By GAIL OBER, InDepthNH.org
HAVERHILL – An anonymous police officer who seeks to remove his name from the Exculpatory Evidence Schedule or “Laurie List” has hit a series of snags.
What started as a petition to the court, a granting of anonymity, and agreement between Officer A.B. and Grafton County Attorney Martha Ann Hornick that the petition should be granted changed significantly on Wednesday when Hornick filed a motion to withdraw from her stipulation and the ACLU-NH filed a motion to become a party in the case.
Further, Senior Assistant Attorney General Geoffrey Ward issued a statement saying that since the protocols surrounding inclusion on the EES were changed in 2017 and 2018, only his office has the ability to remove an officer’s name from the list.
“The protocol clearly states that removal of an officer’s name may only occur if there is an order or other determination which overturns the disciplinary finding which had caused the officer to be added to the EES,” added Ward.
Hornick’s expedited motion for withdrawal from the stipulation agreed that her office has no authority to remove Officer A.B. from the list. Officer A.B.’s attorney Gabriel Nizetic filed an objection to Hornick’s withdrawal. As of Friday morning, no hearings had been scheduled.
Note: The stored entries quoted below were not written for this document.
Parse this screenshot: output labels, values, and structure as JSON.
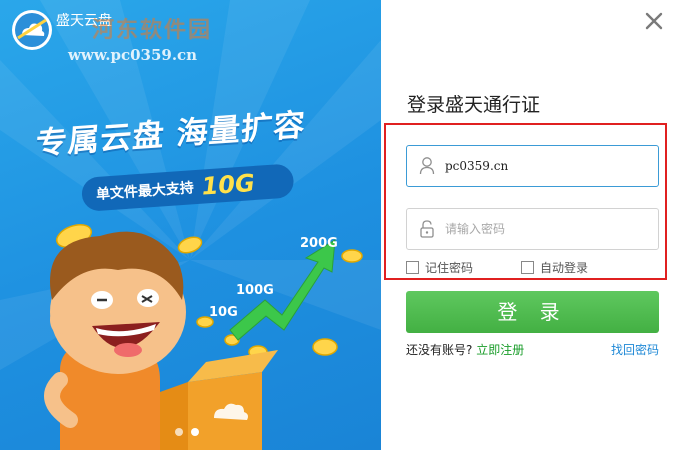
{
  "window": {
    "app_title": "盛天云盘",
    "watermark_cn": "河东软件园",
    "watermark_url": "www.pc0359.cn"
  },
  "banner": {
    "headline": "专属云盘 海量扩容",
    "pill_text": "单文件最大支持",
    "pill_size": "10G",
    "growth_labels": [
      "200G",
      "100G",
      "10G"
    ],
    "carousel": {
      "count": 2,
      "active": 1
    }
  },
  "login": {
    "title": "登录盛天通行证",
    "username_value": "pc0359.cn",
    "password_placeholder": "请输入密码",
    "remember_label": "记住密码",
    "remember_checked": false,
    "auto_login_label": "自动登录",
    "auto_login_checked": false,
    "login_button": "登 录",
    "no_account_text": "还没有账号?",
    "register_link": "立即注册",
    "forgot_link": "找回密码"
  },
  "icons": {
    "close": "close-icon",
    "user": "user-icon",
    "lock": "lock-icon",
    "logo": "cloud-logo-icon"
  },
  "colors": {
    "banner_blue": "#1e90e0",
    "login_green": "#43b043",
    "highlight_red": "#e02020",
    "link_green": "#1a9d2a",
    "link_blue": "#1e88d6",
    "field_focus": "#3b9bd6",
    "accent_yellow": "#ffe14a"
  }
}
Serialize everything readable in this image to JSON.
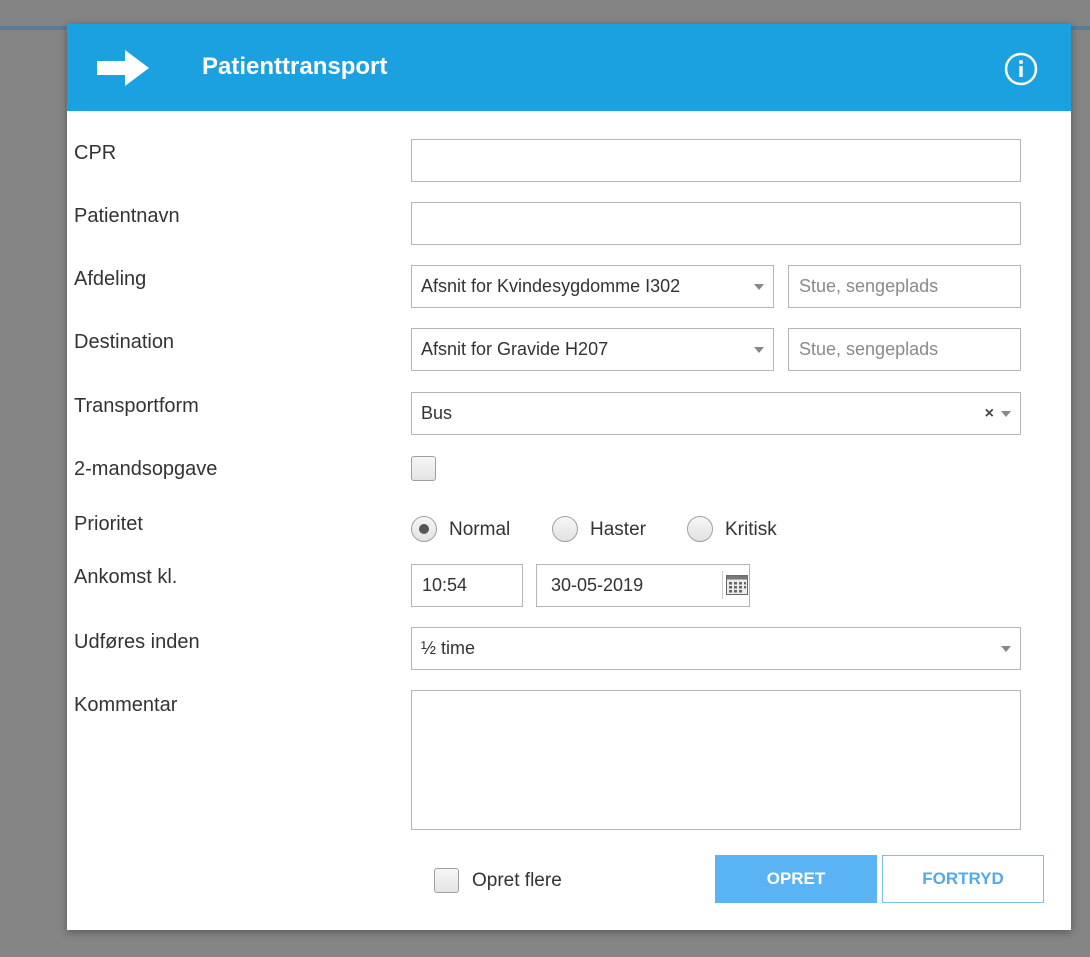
{
  "header": {
    "title": "Patienttransport",
    "arrow_icon": "arrow-right-icon",
    "info_icon": "info-icon"
  },
  "fields": {
    "cpr": {
      "label": "CPR",
      "value": ""
    },
    "patient_name": {
      "label": "Patientnavn",
      "value": ""
    },
    "department": {
      "label": "Afdeling",
      "value": "Afsnit for Kvindesygdomme I302",
      "room_placeholder": "Stue, sengeplads"
    },
    "destination": {
      "label": "Destination",
      "value": "Afsnit for Gravide H207",
      "room_placeholder": "Stue, sengeplads"
    },
    "transport_form": {
      "label": "Transportform",
      "value": "Bus",
      "clear": "×"
    },
    "two_person": {
      "label": "2-mandsopgave",
      "checked": false
    },
    "priority": {
      "label": "Prioritet",
      "options": [
        "Normal",
        "Haster",
        "Kritisk"
      ],
      "selected": "Normal"
    },
    "arrival": {
      "label": "Ankomst kl.",
      "time": "10:54",
      "date": "30-05-2019"
    },
    "execute_within": {
      "label": "Udføres inden",
      "value": "½ time"
    },
    "comment": {
      "label": "Kommentar",
      "value": ""
    }
  },
  "footer": {
    "create_multiple_label": "Opret flere",
    "create_label": "OPRET",
    "cancel_label": "FORTRYD"
  },
  "colors": {
    "header": "#1ca1e0",
    "primary_button": "#5ab4f3",
    "secondary_text": "#54a9e8"
  }
}
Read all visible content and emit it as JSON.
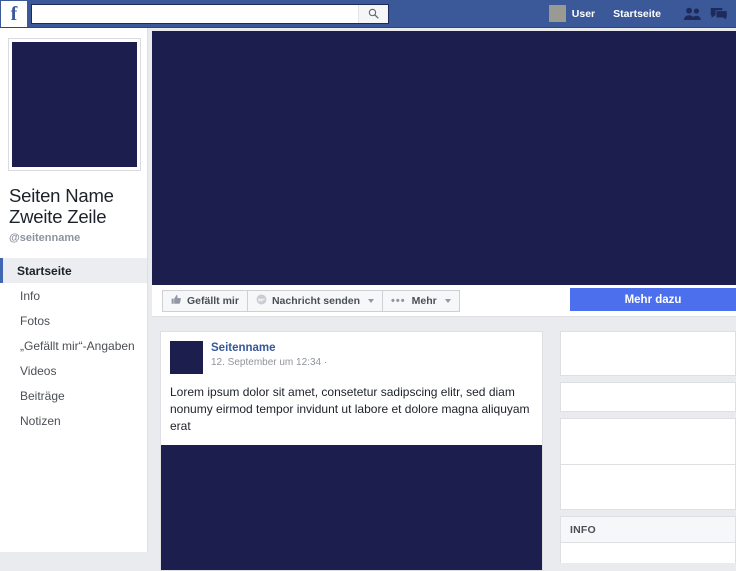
{
  "topbar": {
    "logo": "f",
    "logo_icon": "facebook-logo",
    "search": {
      "value": "",
      "placeholder": "",
      "icon": "search-icon"
    },
    "user": {
      "label": "User",
      "avatar_icon": "user-avatar"
    },
    "home_label": "Startseite",
    "friends_icon": "friends-icon",
    "messages_icon": "messages-icon",
    "background_color": "#3b5998"
  },
  "sidebar": {
    "page_name_line1": "Seiten Name",
    "page_name_line2": "Zweite Zeile",
    "handle": "@seitenname",
    "items": [
      {
        "label": "Startseite",
        "active": true
      },
      {
        "label": "Info",
        "active": false
      },
      {
        "label": "Fotos",
        "active": false
      },
      {
        "label": "„Gefällt mir“-Angaben",
        "active": false
      },
      {
        "label": "Videos",
        "active": false
      },
      {
        "label": "Beiträge",
        "active": false
      },
      {
        "label": "Notizen",
        "active": false
      }
    ],
    "active_accent_color": "#4267b2"
  },
  "cover": {
    "placeholder_color": "#1c1e4e"
  },
  "actionbar": {
    "like_label": "Gefällt mir",
    "like_icon": "thumbs-up-icon",
    "message_label": "Nachricht senden",
    "message_icon": "message-bubble-icon",
    "more_label": "Mehr",
    "more_icon": "ellipsis-icon",
    "cta_label": "Mehr dazu",
    "cta_color": "#4c6fee"
  },
  "post": {
    "author": "Seitenname",
    "timestamp": "12. September um 12:34 ·",
    "body": "Lorem ipsum dolor sit amet, consetetur sadipscing elitr, sed diam nonumy eirmod tempor invidunt ut labore et dolore magna aliquyam erat",
    "avatar_color": "#1c1e4e",
    "image_color": "#1c1e4e"
  },
  "rightcol": {
    "info_heading": "INFO"
  }
}
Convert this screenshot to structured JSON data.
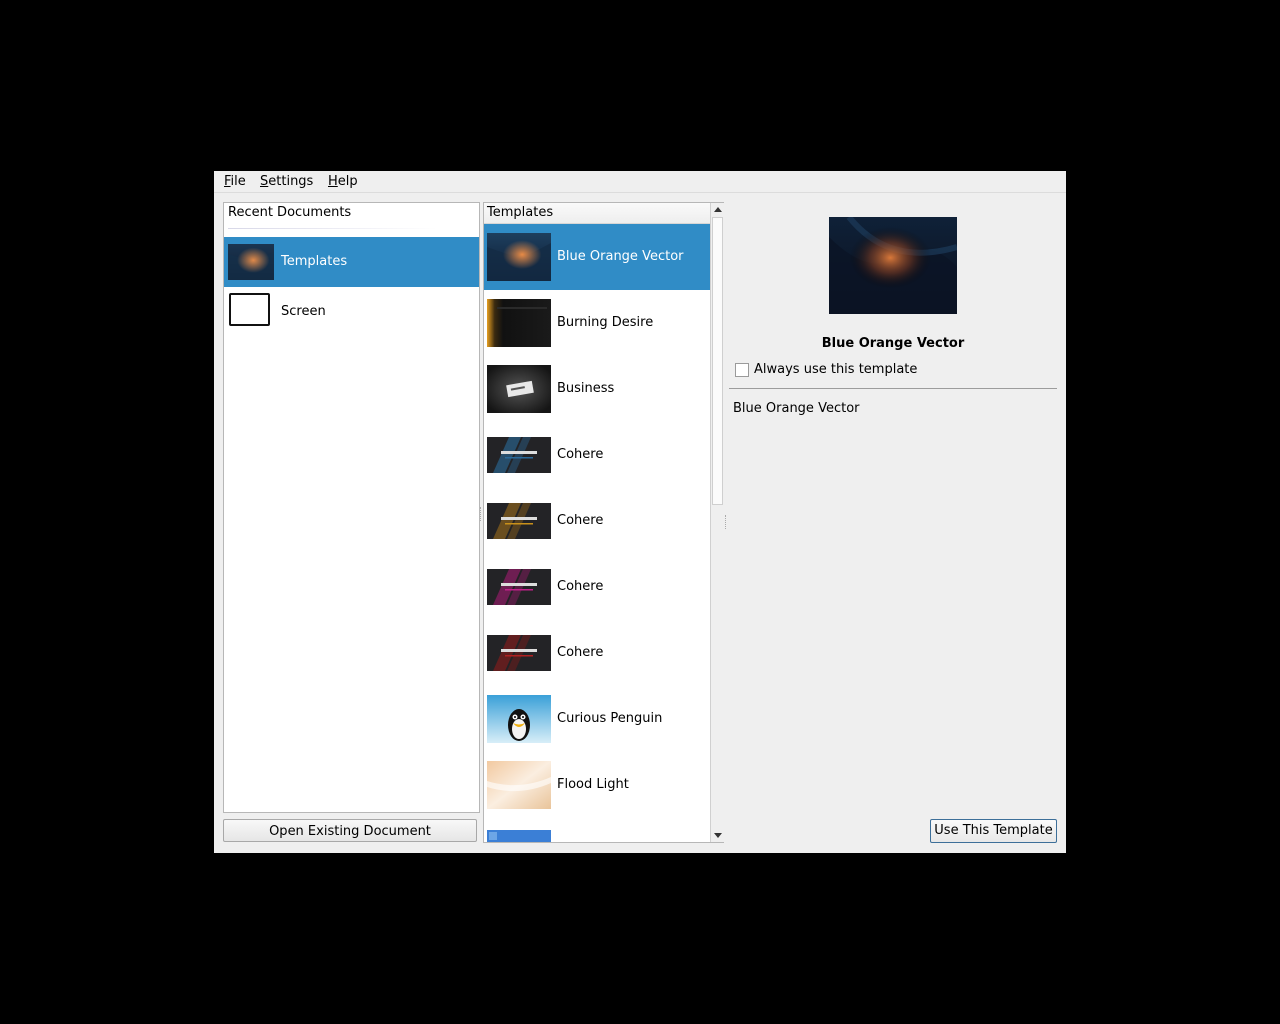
{
  "menu": {
    "file": {
      "first": "F",
      "rest": "ile"
    },
    "settings": {
      "first": "S",
      "rest": "ettings"
    },
    "help": {
      "first": "H",
      "rest": "elp"
    }
  },
  "recent": {
    "title": "Recent Documents",
    "items": [
      {
        "label": "Templates",
        "selected": true
      },
      {
        "label": "Screen",
        "selected": false
      }
    ],
    "open_button": "Open Existing Document"
  },
  "templates": {
    "header": "Templates",
    "items": [
      {
        "label": "Blue Orange Vector",
        "selected": true,
        "thumb": "blue-orange"
      },
      {
        "label": "Burning Desire",
        "thumb": "burning"
      },
      {
        "label": "Business",
        "thumb": "business"
      },
      {
        "label": "Cohere",
        "thumb": "cohere-blue",
        "accent": "#2a6a9a"
      },
      {
        "label": "Cohere",
        "thumb": "cohere-orange",
        "accent": "#9a6a1a"
      },
      {
        "label": "Cohere",
        "thumb": "cohere-magenta",
        "accent": "#a01a70"
      },
      {
        "label": "Cohere",
        "thumb": "cohere-red",
        "accent": "#8a1a1a"
      },
      {
        "label": "Curious Penguin",
        "thumb": "penguin"
      },
      {
        "label": "Flood Light",
        "thumb": "floodlight"
      }
    ]
  },
  "detail": {
    "title": "Blue Orange Vector",
    "always_use_label": "Always use this template",
    "description": "Blue Orange Vector",
    "use_button": "Use This Template"
  },
  "colors": {
    "selection": "#308cc6",
    "window_bg": "#efefef"
  }
}
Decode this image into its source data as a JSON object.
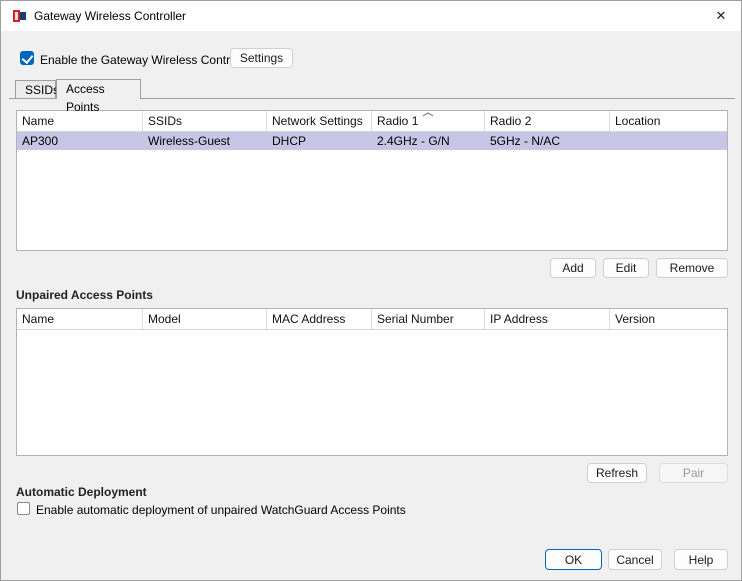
{
  "window": {
    "title": "Gateway Wireless Controller",
    "close_glyph": "✕"
  },
  "enable_controller": {
    "label": "Enable the Gateway Wireless Controller",
    "checked": true,
    "settings_button": "Settings"
  },
  "tabs": [
    {
      "label": "SSIDs",
      "selected": false
    },
    {
      "label": "Access Points",
      "selected": true
    }
  ],
  "access_points_table": {
    "columns": [
      "Name",
      "SSIDs",
      "Network Settings",
      "Radio 1",
      "Radio 2",
      "Location"
    ],
    "sorted_column": "Radio 1",
    "sort_direction": "asc",
    "rows": [
      {
        "selected": true,
        "cells": [
          "AP300",
          "Wireless-Guest",
          "DHCP",
          "2.4GHz - G/N",
          "5GHz - N/AC",
          ""
        ]
      }
    ]
  },
  "access_points_buttons": {
    "add": "Add",
    "edit": "Edit",
    "remove": "Remove"
  },
  "unpaired": {
    "heading": "Unpaired Access Points",
    "columns": [
      "Name",
      "Model",
      "MAC Address",
      "Serial Number",
      "IP Address",
      "Version"
    ],
    "rows": []
  },
  "unpaired_buttons": {
    "refresh": "Refresh",
    "pair": "Pair",
    "pair_enabled": false
  },
  "automatic_deployment": {
    "heading": "Automatic Deployment",
    "label": "Enable automatic deployment of unpaired WatchGuard Access Points",
    "checked": false
  },
  "footer": {
    "ok": "OK",
    "cancel": "Cancel",
    "help": "Help"
  },
  "colors": {
    "selection": "#c9c5e7",
    "accent": "#0067c0",
    "titlebar": "#ffffff"
  }
}
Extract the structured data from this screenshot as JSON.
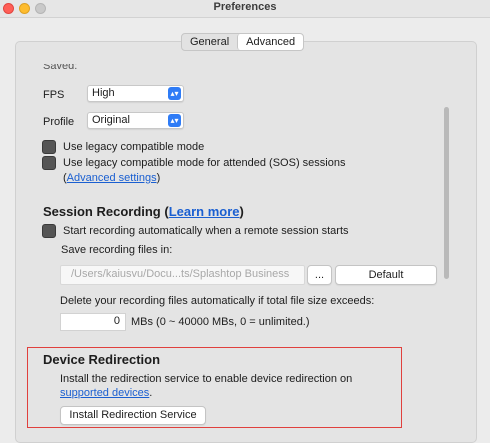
{
  "window": {
    "title": "Preferences"
  },
  "tabs": [
    {
      "label": "General"
    },
    {
      "label": "Advanced"
    }
  ],
  "truncated_label": "Saved:",
  "fps": {
    "label": "FPS",
    "value": "High"
  },
  "profile": {
    "label": "Profile",
    "value": "Original"
  },
  "legacy": {
    "mode_label": "Use legacy compatible mode",
    "sos_label": "Use legacy compatible mode for attended (SOS) sessions",
    "paren_open": "(",
    "advanced_link": "Advanced settings",
    "paren_close": ")"
  },
  "session_recording": {
    "title": "Session Recording",
    "paren_open": "(",
    "learn_more": "Learn more",
    "paren_close": ")",
    "auto_start_label": "Start recording automatically when a remote session starts",
    "save_files_label": "Save recording files in:",
    "path_value": "/Users/kaiusvu/Docu...ts/Splashtop Business",
    "browse_label": "...",
    "default_label": "Default",
    "delete_label": "Delete your recording files automatically if total file size exceeds:",
    "size_value": "0",
    "size_hint": "MBs (0 ~ 40000 MBs, 0 = unlimited.)"
  },
  "device_redirection": {
    "title": "Device Redirection",
    "description": "Install the redirection service to enable device redirection on",
    "supported_link": "supported devices",
    "period": ".",
    "install_button": "Install Redirection Service"
  },
  "colors": {
    "accent": "#2f7cf6",
    "link": "#1a5fd1",
    "highlight_border": "#e0403d"
  }
}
Additionally, federal and state law requires that any contents in an officer’s personnel file that could have a bearing on the officer’s credibility or that could be exculpatory in any way must be disclosed by the prosecutor to the defendant regardless of the existence of a list.
The Laurie List includes law enforcement officers who have been disciplined for dishonesty, excessive force or mental illness.
Examples of the discipline that could land an officer on the list include: a deliberate lie during a court case, falsification of records or evidence, any criminal conduct, egregious dereliction of duty, excessive use of force or mental illness or instability that caused the law enforcement agency to take some affirmative action to suspend the officer for evaluation or treatment as a disciplinary matter.
According to the original petition filed in Grafton Superior Court, Officer A.B, whose anonymity was granted by the court, pulled a weapon during a 2007 prisoner transport. The officer falsified the report by saying the prisoner had his hands in his pockets as if he was reaching for a weapon, justifying Officer A.B.’s use of force. The officer testified to the same in a trial involving the same defendant, according to court records.
In September of 2011, Officer A.B. self-reported the fabrication to his or her police chief who conducted an internal investigation and determined that Officer A.B. should be placed on a list of officers whose conduct must be disclosed in cases in which A.B. would be a witness. At the time, the Laurie Lists were kept by individual county attorneys.
The petition states that Officer A.B. has not been involved in any other incidents regarding his or her credibility or actions since 2007 but inclusion on the EES since 2011 has been a perpetual bar to career advancement.
A.B. also makes no claim that the discipline was unjust or inaccurate or that inclusion on the list was in error.
Officer A.B. goes on to say that continued inclusion on the EES violates the 14th Amendment of the U.S. Constitution that says no state shall deprive any person of life, liberty or property, without due process of law.
In its motion to intervene, ACLU-NH says it is already a party in a separate case arguing to make the unredacted EES list a public document and that the list was officially created by the Attorney General’s Office in 2017 to “help prosecutors comply with their obligations” to disclose under federal and state law.
ACLU-NH and media outlets have filed a public records lawsuit against the Attorney General in Hillsborough County Court South to make public the officer names on the list. They are presently all redacted.
The news outlets involved in the lawsuit are: InDepthNH.org, Keene Sentinel, Nashua Telegraph, New Hampshire Union Leader, Concord Monitor/Valley News, and the Portsmouth Herald/Foster’s Daily Democrat.
The state says the names of disciplined officers are confidential by law.
ACLU-NH says it should be allowed intervener or participatory status because the stipulation was contrary to the Attorney General’s protocols and it would like to file a brief or statement.
Additionally, ACLU-NH argues that its participation in the case is “necessary” because “there exists no party in this case that is equipped to zealously defend the rights of the defendants in criminal cases to receive exculpatory information – a right that would be harmed by the granting of the relief that (the) petitioner seeks.”
The ACLU-NH petition said Officer A.B. doesn’t agree with its attempt to intervene. An attempt to reach Nizetic was unsuccessful.